For an experiment, take out the Covid deaths from the year to date deaths, and see how the numbers compare to the past five years over the same period.
Neary provides the graph (January – June) which clearly shows that something is wrong.
Compare this to an unadjusted (covid deaths left in) graph and it becomes clear that Covid mortalities are part of the expected mortalities.
The unintended (and very foreseeable) consequence of the lockdown though is that we have built up a massive health problem for the coming years. The damage to the economy will also contribute to this health problem as people face poverty and the stress of unemployment and lost income. It’s worth repeating: we will be seeing excess deaths in the coming years not because of the virus, but because of the response. And the longer the lockdown continues, the worse this will be.
When Donald Trump posited back in March that the cure to the pandemic might be worse than the disease, he inadvertently started a reactionary response from the left (which has been copied around the globe), whose main concern in life seems to be to do the opposite of Trump. If Trump said lockdown, they would have said never (in fact they said his original lockdown measure was zenophobic).

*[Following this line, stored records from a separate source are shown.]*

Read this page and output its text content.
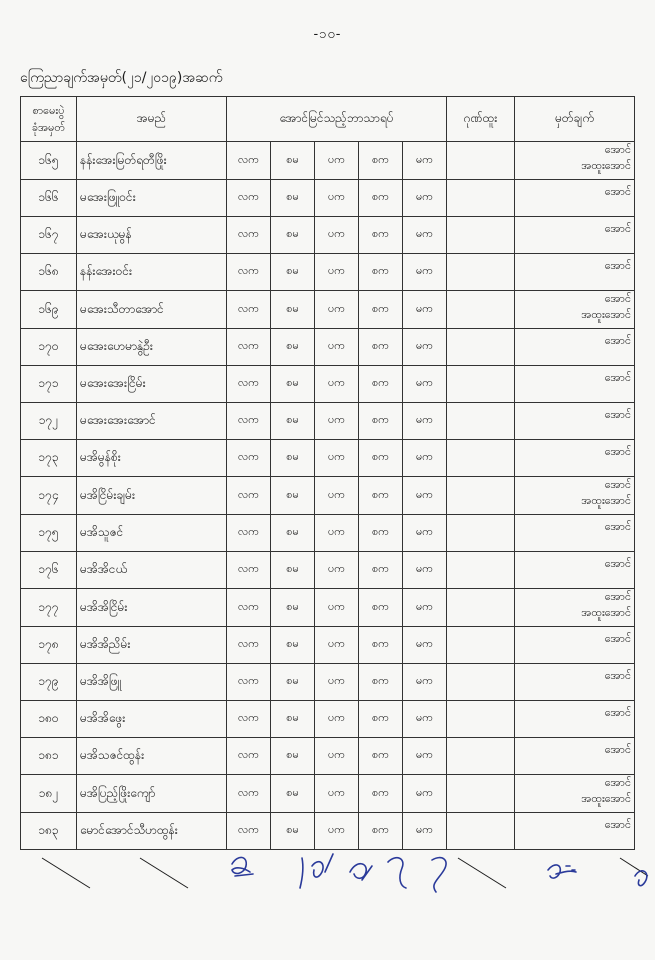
-၁၀-
ကြေညာချက်အမှတ်(၂၁/၂၀၁၉)အဆက်
စာမေးပွဲ
ခုံအမှတ်	အမည်	အောင်မြင်သည့်ဘာသာရပ်					ဂုဏ်ထူး	မှတ်ချက်
၁၆၅	နန်းအေးမြတ်ရတီဖြိုး	လက	စမ	ပက	စက	မက		အောင်
အထူးအောင်

၁၆၆	မအေးဖြူဝင်း	လက	စမ	ပက	စက	မက		အောင်
၁၆၇	မအေးယုမွန်	လက	စမ	ပက	စက	မက		အောင်
၁၆၈	နန်းအေးဝင်း	လက	စမ	ပက	စက	မက		အောင်
၁၆၉	မအေးသီတာအောင်	လက	စမ	ပက	စက	မက		အောင်
အထူးအောင်

၁၇၀	မအေးဟေမာနွဲဦး	လက	စမ	ပက	စက	မက		အောင်
၁၇၁	မအေးအေးငြိမ်း	လက	စမ	ပက	စက	မက		အောင်
၁၇၂	မအေးအေးအောင်	လက	စမ	ပက	စက	မက		အောင်
၁၇၃	မအိမွန်စိုး	လက	စမ	ပက	စက	မက		အောင်
၁၇၄	မအိငြိမ်းချမ်း	လက	စမ	ပက	စက	မက		အောင်
အထူးအောင်

၁၇၅	မအိသူဇင်	လက	စမ	ပက	စက	မက		အောင်
၁၇၆	မအိအိငယ်	လက	စမ	ပက	စက	မက		အောင်
၁၇၇	မအိအိငြိမ်း	လက	စမ	ပက	စက	မက		အောင်
အထူးအောင်

၁၇၈	မအိအိညိမ်း	လက	စမ	ပက	စက	မက		အောင်
၁၇၉	မအိအိဖြူ	လက	စမ	ပက	စက	မက		အောင်
၁၈၀	မအိအိဖွေး	လက	စမ	ပက	စက	မက		အောင်
၁၈၁	မအိသဇင်ထွန်း	လက	စမ	ပက	စက	မက		အောင်
၁၈၂	မအိပြည့်ဖြိုးကျော်	လက	စမ	ပက	စက	မက		အောင်
အထူးအောင်

၁၈၃	မောင်အောင်သီဟထွန်း	လက	စမ	ပက	စက	မက		အောင်
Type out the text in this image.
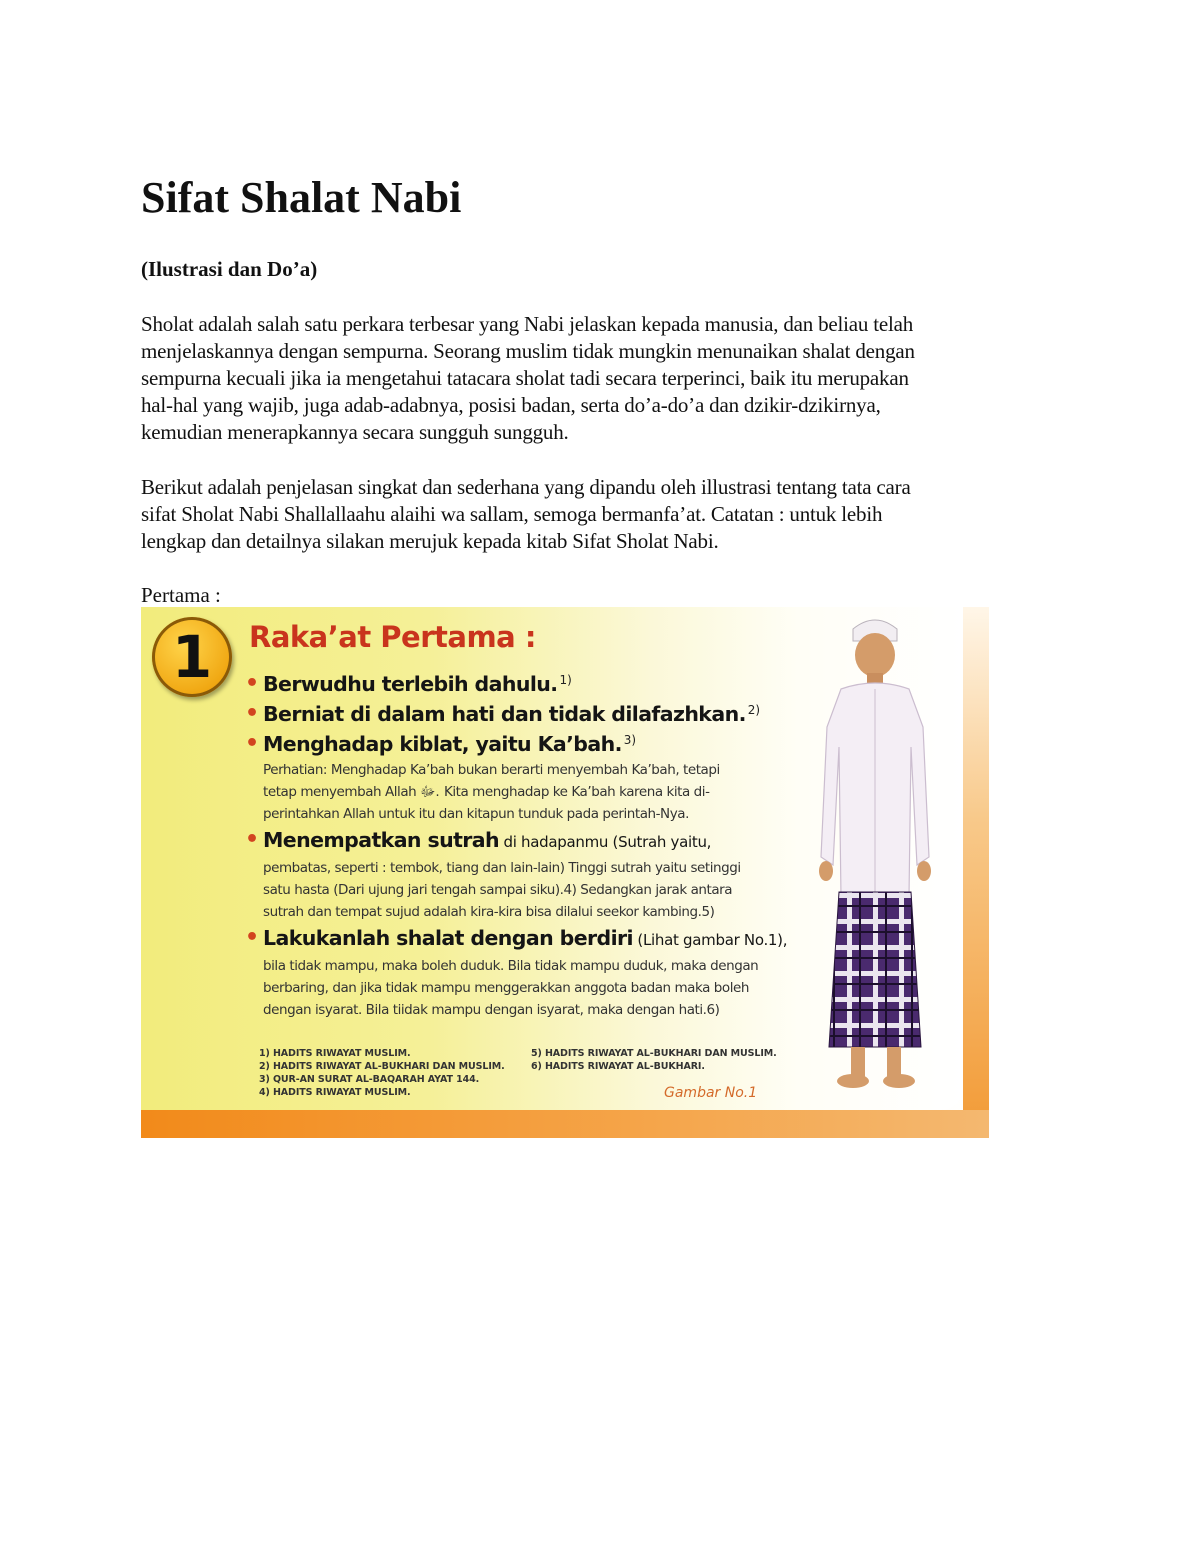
Sifat Shalat Nabi

(Ilustrasi dan Do’a)

Sholat adalah salah satu perkara terbesar yang Nabi jelaskan kepada manusia, dan beliau telah
menjelaskannya dengan sempurna. Seorang muslim tidak mungkin menunaikan shalat dengan
sempurna kecuali jika ia mengetahui tatacara sholat tadi secara terperinci, baik itu merupakan
hal-hal yang wajib, juga adab-adabnya, posisi badan, serta do’a-do’a dan dzikir-dzikirnya,
kemudian menerapkannya secara sungguh sungguh.

Berikut adalah penjelasan singkat dan sederhana yang dipandu oleh illustrasi tentang tata cara
sifat Sholat Nabi Shallallaahu alaihi wa sallam, semoga bermanfa’at. Catatan : untuk lebih
lengkap dan detailnya silakan merujuk kepada kitab Sifat Sholat Nabi.

Pertama :

1	Raka’at Pertama :
• Berwudhu terlebih dahulu. $^{1)}$
• Berniat di dalam hati dan tidak dilafazhkan. $^{2)}$
• Menghadap kiblat, yaitu Ka’bah. $^{3)}$
Perhatian: Menghadap Ka’bah bukan berarti menyembah Ka’bah, tetapi
tetap menyembah Allah ﷻ. Kita menghadap ke Ka’bah karena kita di-
perintahkan Allah untuk itu dan kitapun tunduk pada perintah-Nya.
• Menempatkan sutrah di hadapanmu (Sutrah yaitu,
pembatas, seperti : tembok, tiang dan lain-lain) Tinggi sutrah yaitu setinggi
satu hasta (Dari ujung jari tengah sampai siku).4) Sedangkan jarak antara
sutrah dan tempat sujud adalah kira-kira bisa dilalui seekor kambing.5)
• Lakukanlah shalat dengan berdiri (Lihat gambar No.1),
bila tidak mampu, maka boleh duduk. Bila tidak mampu duduk, maka dengan
berbaring, dan jika tidak mampu menggerakkan anggota badan maka boleh
dengan isyarat. Bila tiidak mampu dengan isyarat, maka dengan hati.6)
1) HADITS RIWAYAT MUSLIM.
2) HADITS RIWAYAT AL-BUKHARI DAN MUSLIM.
3) QUR-AN SURAT AL-BAQARAH AYAT 144.
4) HADITS RIWAYAT MUSLIM.
5) HADITS RIWAYAT AL-BUKHARI DAN MUSLIM.
6) HADITS RIWAYAT AL-BUKHARI.
Gambar No.1
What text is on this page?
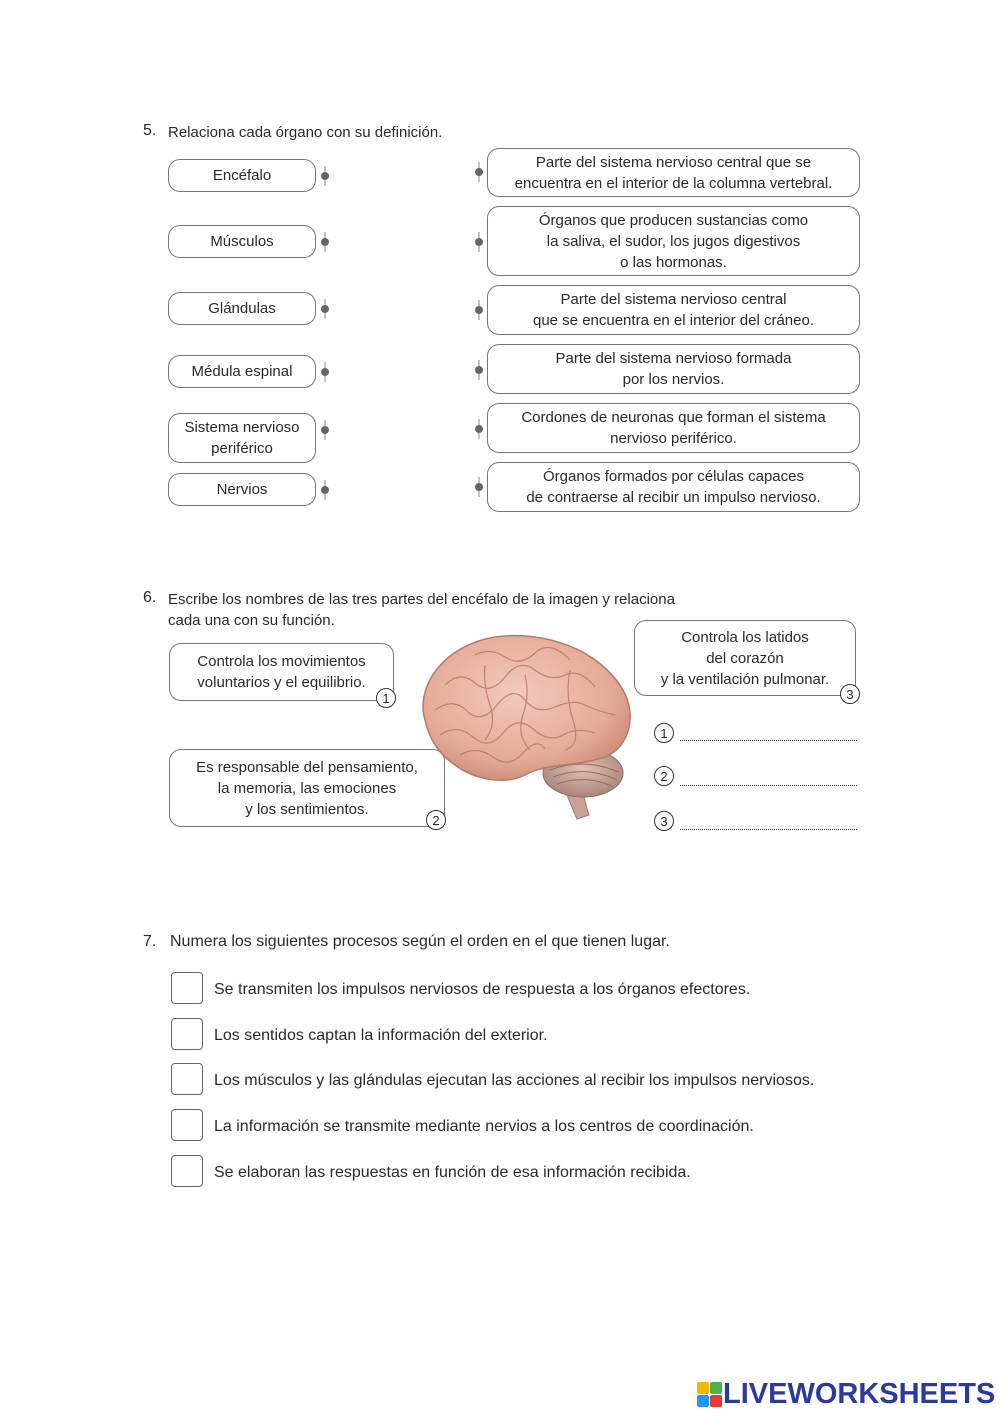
5. Relaciona cada órgano con su definición.
Encéfalo
Músculos
Glándulas
Médula espinal
Sistema nervioso
periférico
Nervios
Parte del sistema nervioso central que se
encuentra en el interior de la columna vertebral.
Órganos que producen sustancias como
la saliva, el sudor, los jugos digestivos
o las hormonas.
Parte del sistema nervioso central
que se encuentra en el interior del cráneo.
Parte del sistema nervioso formada
por los nervios.
Cordones de neuronas que forman el sistema
nervioso periférico.
Órganos formados por células capaces
de contraerse al recibir un impulso nervioso.
6. Escribe los nombres de las tres partes del encéfalo de la imagen y relaciona
cada una con su función.
Controla los movimientos
voluntarios y el equilibrio.
1
Es responsable del pensamiento,
la memoria, las emociones
y los sentimientos.
2
Controla los latidos
del corazón
y la ventilación pulmonar.
3
1
2
3
7. Numera los siguientes procesos según el orden en el que tienen lugar.
Se transmiten los impulsos nerviosos de respuesta a los órganos efectores.
Los sentidos captan la información del exterior.
Los músculos y las glándulas ejecutan las acciones al recibir los impulsos nerviosos.
La información se transmite mediante nervios a los centros de coordinación.
Se elaboran las respuestas en función de esa información recibida.
LIVEWORKSHEETS
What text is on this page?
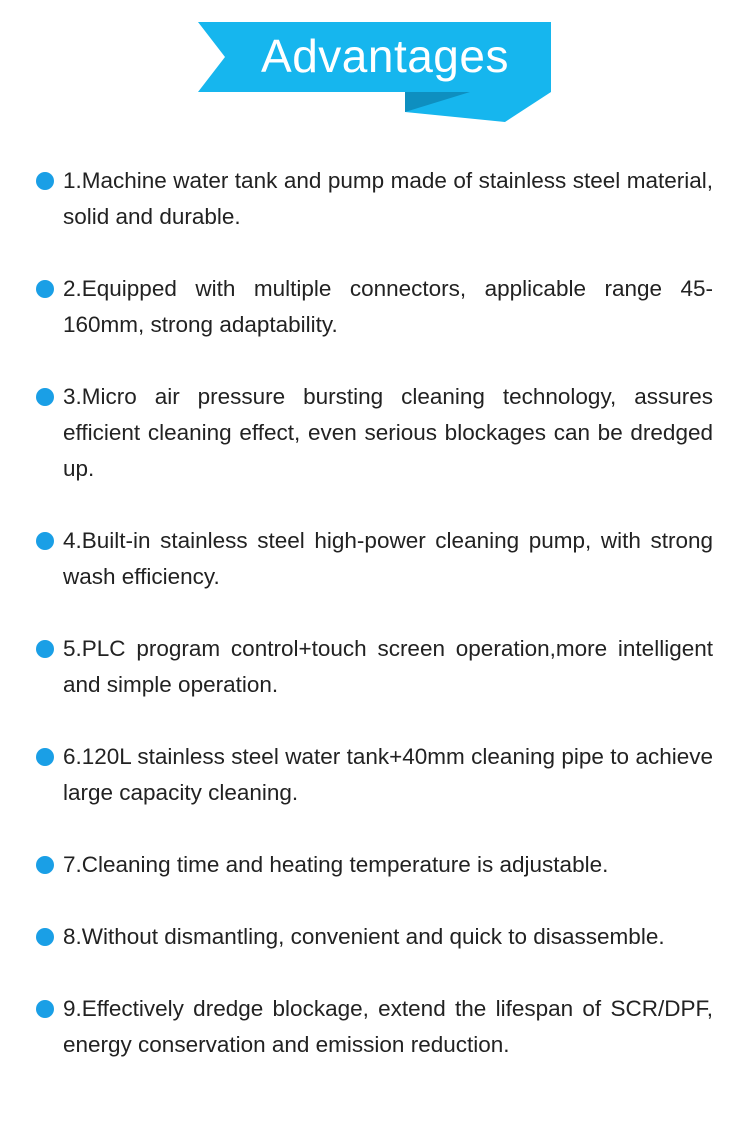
Advantages
1.Machine water tank and pump made of stainless steel material, solid and durable.
2.Equipped with multiple connectors, applicable range 45-160mm, strong adaptability.
3.Micro air pressure bursting cleaning technology, assures efficient cleaning effect, even serious blockages can be dredged up.
4.Built-in stainless steel high-power cleaning pump, with strong wash efficiency.
5.PLC program control+touch screen operation,more intelligent and simple operation.
6.120L stainless steel water tank+40mm cleaning pipe to achieve large capacity cleaning.
7.Cleaning time and heating temperature is adjustable.
8.Without dismantling, convenient and quick to disassemble.
9.Effectively dredge blockage, extend the lifespan of SCR/DPF, energy conservation and emission reduction.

We have asked on these pages before what the exit strategy for the covid response was? We are still waiting for an answer, though some might answer that it is to quarantine until we can find a vaccine.
This unfortunately is not such a great plan.
Dr. Mike Yeadon, a former chief scientific officer, allergy and respiratory research at pharmaceutical giant Pfizer doesn’t seem to think so. He said: “Flu vaccines help a little, but on only three occasions in the last decade did vaccination reach 50% effectiveness. They’re good, but they’ve never been magic bullets for respiratory viruses.”
Like other experts at the time, Dr. Yeadon was supportive of the first lockdown because there was relatively little known about the disease, but he has written critically of the policies of government since. He said that: “lockdown made no difference at all to the spread of the virus. There isn’t any controversy about this fact, easily demonstrated, but I’m aware some people like to pretend it was lockdown that turned the pandemic, perhaps to justify the extraordinary price we have all paid to do it.”
Indeed time looks set to prove him dead right.